Брижит Обер - Четыре сына доктора Марча. Железная роза
Чуя в душе холодную злость, я прервал его:
— Если я вас правильно понял, Грегор был мифоманом, так, что ли?
Он отхлебнул глоток, сплюнул на пол.
— Не говорите мне громких слов. Грегор был такой, какой был, и это все, и еще он был моим другом. Ему хотелось поскорей смыться из этой чудной страны, и он смылся. И тут конец истории в том, что касается меня.
И начало моей. Теперь я был совершенно убежден, что все мои неприятности связаны с этим списком. Удалось ли Грегору завладеть им? Похоже, что да. Меня принимают за него и хотят вернуть этот список. Все они — Зильберман, Ланцманн, Марта…
Марта.
Я раздавил ногой окурок и аккуратно отпаснул его в угол. Марта стучала в моем сердце, точно так же, как боль в виски. Теперь я уже не мог остановиться. Решительно Грегор, которого я знал только маленьким ребенком, не изменился и сумел–таки втравить меня в гнуснейшую историю.
— Кто был у него начальником сектора?
— Вы что, такой же мудак, как он? Видать, у вас тяжелая наследственность, как говорят по телеку. Маркус. Профессор Маркус. Двести семьдесят, Бергаденштрассе. Управление военных архивов. Добавочный двадцать восемь. Узнать профессора легко — по ортопедическому башмаку на правой ноге. Со мной не пытайтесь больше встречаться. И ничего не сообщайте. Мне через полгода на пенсию, а я очень хочу смотаться на Балеары.
Я кивнул и протянул ему руку. С секунду он был в нерешительности, но потом крепко пожал ее.
— Непривычно как–то — пожимать руку мертвецу… Я улыбнулся:
— Спасибо. Я и впрямь не знаю, на каком я свете.
Он фаталистически пожал плечами, поднялся, поставил ящик к стене и уже собрался выйти в скрытую за штабелями дверь, но тут я ему задал последний вопрос:
— А почему вы велите называть себя Учителем?
— Потому что я неграмотный, только никому не рассказывайте, это тайна, которую я скрываю уже пятьдесят лет!
Он рассмеялся пронзительным смехом и исчез. А я остался в задумчивости стоять посреди крохотного склада.
Я оказался лицом к лицу со сворой невидимых врагов и не могу даже ни у кого попросить помощи. Но если сержант Бём не соврал мне, теперь я наконец знаю, что произошло.
Я вышел в студеную ночь. Падал снег, мелкий и сырой; он ложился на воротник куртки, таял на шее. Какой–то пьяный свалился на кучу отбросов и стал блевать. В холодном воздухе над блевотиной поднимался пар, как над телом раненого зверя.
В общем–то вся эта история никак не касается меня. Сейчас мне остается только добраться до аэропорта, ткнуть пальцем в карту мира и сделать ручкой всей этой шайке пережитков.
Но Марта…
Никогда больше не увидеть Марту — это выше моих сил. Найти ее и сыграть в открытую — вот чего я хотел, даже если я заплачу за это своей шкурой.

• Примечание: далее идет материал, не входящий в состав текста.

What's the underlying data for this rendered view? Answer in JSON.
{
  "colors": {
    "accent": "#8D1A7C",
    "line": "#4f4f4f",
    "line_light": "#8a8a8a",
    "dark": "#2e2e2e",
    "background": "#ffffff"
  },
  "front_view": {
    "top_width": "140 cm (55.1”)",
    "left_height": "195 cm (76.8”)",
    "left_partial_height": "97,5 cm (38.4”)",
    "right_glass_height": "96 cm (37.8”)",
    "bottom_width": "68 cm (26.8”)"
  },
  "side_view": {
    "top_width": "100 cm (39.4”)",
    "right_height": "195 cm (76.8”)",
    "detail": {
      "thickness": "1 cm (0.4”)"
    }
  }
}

Четырнадцатый день — среда, 21 марта
В восемь утра я проснулся в унылом номере гостиницы, где нашел себе пристанище. Пластиковая мебель, холодная и безликая, не располагала к блаженному ничегонеделанью.
Полчаса спустя я уже стоял в телефонной кабинке рядышком с домом 270 по Бергаденштрассе и просил телефониста архива соединить меня с добавочным 28. После первого же гудка я услышал в трубке резкий голос, изрядно заглушённый шорохами и треском:
— Профессор Маркус слушает. С кем имею честь?

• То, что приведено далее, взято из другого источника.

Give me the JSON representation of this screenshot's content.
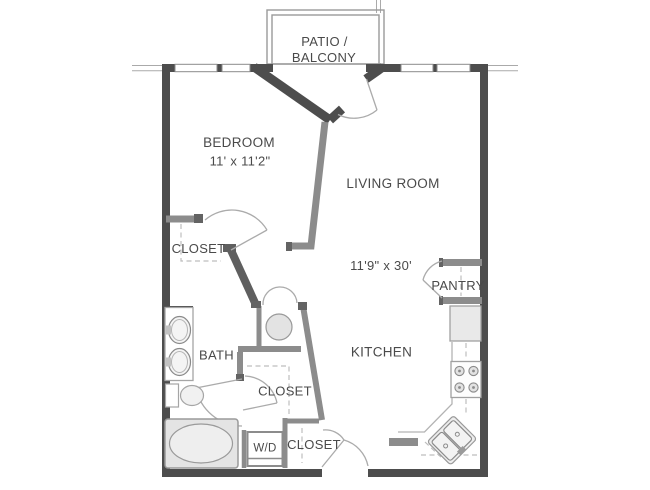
{
  "plan": {
    "rooms": {
      "patio_line1": "PATIO /",
      "patio_line2": "BALCONY",
      "bedroom": "BEDROOM",
      "bedroom_dim": "11' x 11'2\"",
      "living": "LIVING ROOM",
      "living_dim": "11'9\" x 30'",
      "kitchen": "KITCHEN",
      "pantry": "PANTRY",
      "bath": "BATH",
      "closet_left": "CLOSET",
      "closet_middle": "CLOSET",
      "closet_lower": "CLOSET",
      "washer_dryer": "W/D"
    },
    "colors": {
      "exterior_wall": "#4d4d4d",
      "interior_wall": "#8c8c8c",
      "wall_cap": "#636363",
      "door_arc": "#ababab",
      "dashed_line": "#bdbdbd",
      "fixture_outline": "#9a9a9a",
      "fixture_fill": "#e8e8e8",
      "label_text": "#4a4a4a"
    }
  }
}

— Привет от Грегора фон Клаузена.
Мой собеседник промолчал, но было слышно, как он судорожно сглотнул слюну. Я усмехнулся и повесил трубку.
Военный архив располагался в старинном здании из серого камня, зажатом между двумя более современными, но такими же мрачными домами. Я спокойно ждал напротив металлических ворот. Вскоре дверь здания отворилась, и я затаил дыхание. Но оттуда вышла маленькая, сухонькая старая дама с венчиком седых волос вокруг сморщенного, как печеное яблоко, личика и подпрыгивающей походкой заторопилась по улице; даже плащ летел за нею по ветру. Я уж было отвернулся от нее, но тут меня ударило. Ортопедический башмак! Сержант Бём дал очень точное описание, забыв лишь одну крохотную деталь: пол профессора Маркус. Надо думать, это он так пошутил. Но у нас с сержантом Бёмом, видно, разное понимание чувства юмора.

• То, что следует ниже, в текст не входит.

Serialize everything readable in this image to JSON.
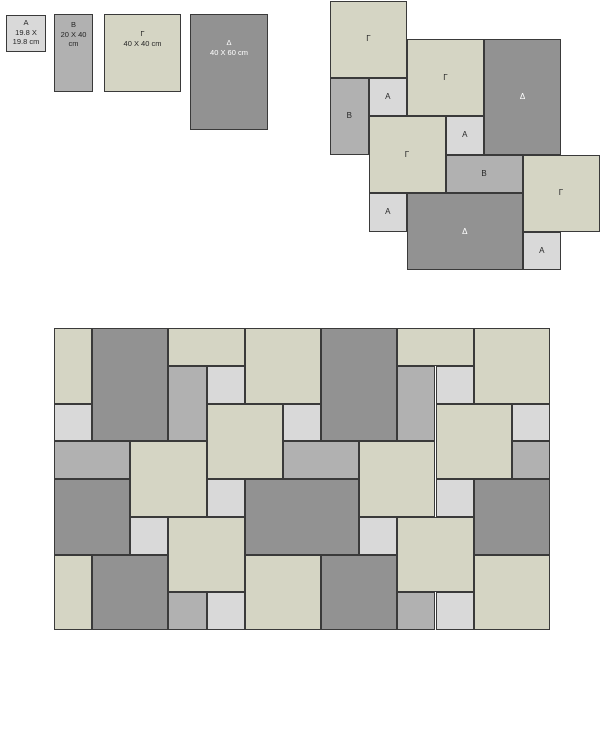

Старая дама быстро шагала, и по всему ощущалось, что она обеспокоена. Я последовал за ней, надеясь, что отрастающая борода, черные очки и поднятый воротник куртки сделали меня неузнаваемым. К счастью, даже в такой холод на улицах было много людей, которые оживленно обсуждали новости и последние бурные события. Профессор Маркус время от времени бросала назад нервные взгляды, но, похоже, меня не вычислила.
Она вошла в просторный парк, где в небольшом пруду крякали утки, и замедлила шаг, пытаясь изобразить из себя мирную бабулю, вышедшую на прогулку. Я, держась на расстоянии, сделал то же самое, лавируя между закутанными мамашами и их краснощекими чадами. Может, у профессора Маркус здесь назначена встреча? Насколько я знаю по шпионским романам, городские парки — излюбленное место для подобного рода свиданий.
Но она села на мокрую скамейку, вытащила из кармана кусок хлеба и стала крошить его голубям. Я прождал добрых четверть часа, наблюдая, не подойдет ли к ней кто–нибудь, однако никого не было. Голуби ворковали, детвора вопила, а профессор Маркус, словно впав в идиотизм, похлопывала по колену свернутой газетой и чуть ли не каждую минуту нетерпеливо поглядывала на часы.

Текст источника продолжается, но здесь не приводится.